A desvalorização da ciência no Brasil
Enviada em 07/11/2021
Sem apoio de organizações educacionais, uma professora novata ingressa em uma escola da periferia de uma cidade estadunidense. Ao longo da trama do filme “Escritores da liberdade”, a narrativa revela as dificuldades socioeconômicas enfrentadas pela educadora em introduzir o conhecimento aos seus alunos, que sequer faziam presentes em sala de aula. Fora das telas, tal realidade pode ser relacionada à atual situação brasileira: as dificuldades relacionadas à valorização da ciência no Brasil estão ligadas à falta de incentivo governamental e à baixa escolaridade da população.
Em primeiro plano, vale salientar a precariedade do cenário científico brasileiro provocado pela desvalorização estatal. De acordo com o portal de notícias G1, foi aprovada mais uma proposta de redução do fundo monetário destinado ao Conselho Nacional de Desenvolvimento Científico e Tecnológico, redirecionando mais de R$600 milhões de reais para outros setores e ministérios, permitindo o uso de somente 13% da verba original ao desenvolvimento da ciência. Logo, o baixo incentivo financeiro e tecnológico reduz as possibilidades de estudo e de projetos, uma vez que a infraestrutura nacional necessita ser construída para proporcionar ao cenário nacional seu prosseguimento.
Além disso, a educação nacional não fornece à população a devida formação escolar para sua aproximação do conhecimento científico.

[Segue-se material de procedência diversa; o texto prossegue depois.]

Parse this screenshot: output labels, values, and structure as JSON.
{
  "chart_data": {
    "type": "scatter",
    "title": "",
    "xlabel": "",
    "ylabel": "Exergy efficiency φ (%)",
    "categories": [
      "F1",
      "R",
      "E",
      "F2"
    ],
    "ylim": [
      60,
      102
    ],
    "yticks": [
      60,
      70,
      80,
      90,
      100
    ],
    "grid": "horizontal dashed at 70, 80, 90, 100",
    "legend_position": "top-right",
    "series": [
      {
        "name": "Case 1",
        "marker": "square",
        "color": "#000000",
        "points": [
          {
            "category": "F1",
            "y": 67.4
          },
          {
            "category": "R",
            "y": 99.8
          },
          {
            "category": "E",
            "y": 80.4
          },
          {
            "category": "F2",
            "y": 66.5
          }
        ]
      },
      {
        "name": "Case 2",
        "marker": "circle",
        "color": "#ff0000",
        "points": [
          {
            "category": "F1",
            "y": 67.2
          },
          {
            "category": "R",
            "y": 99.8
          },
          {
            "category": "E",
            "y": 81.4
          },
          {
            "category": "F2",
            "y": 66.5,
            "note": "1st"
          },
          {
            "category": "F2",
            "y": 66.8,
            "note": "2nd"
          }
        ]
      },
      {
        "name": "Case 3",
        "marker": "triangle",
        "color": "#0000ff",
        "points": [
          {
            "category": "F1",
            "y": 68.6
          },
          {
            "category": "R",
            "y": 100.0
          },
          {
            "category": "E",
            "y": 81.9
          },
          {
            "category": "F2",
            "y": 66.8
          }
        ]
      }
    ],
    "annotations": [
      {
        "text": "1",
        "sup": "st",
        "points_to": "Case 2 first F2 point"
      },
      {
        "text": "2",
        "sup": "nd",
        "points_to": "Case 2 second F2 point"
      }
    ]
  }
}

Segundo dados do Instituto Brasileiro de Geografia e Estatística (IBGE), a proporção de pessoas de 25 anos ou mais de idade que finalizaram a educação básica obrigatória, ou seja, concluíram, no mínimo, o ensino médio, passou de 47,4%, em 2018, para 48,8%, em 2019. Assim, a maior parte da população, mais de 50%, não possui nem mesmo formação escolar básica antes dos 30 anos de idade, muitas vezes impossibilitando o acesso à informação e a compreensão do conhecimento transmitido através de artigos e pesquisas.
Portanto, é necessário que o Estado tome providências para amenizar o quadro atual. Logo, o governo federal atrelado à iniciativa privada, deve buscar por meio de políticas públicas o fortalecimento financeiro do âmbito científico nacional,- promovendo por meio de campanhas e arrecadações o aprimoramento da infraestrutura interna e na formação de profissionais que proporcionem a formação básica dos cidadãos auxiliando na propagação do saber científico-, elevando o patamar de pesquisa brasileiro. Somente assim, será possível provocar o avanço científico e tecnológico nacional e solucionar a problemática atual.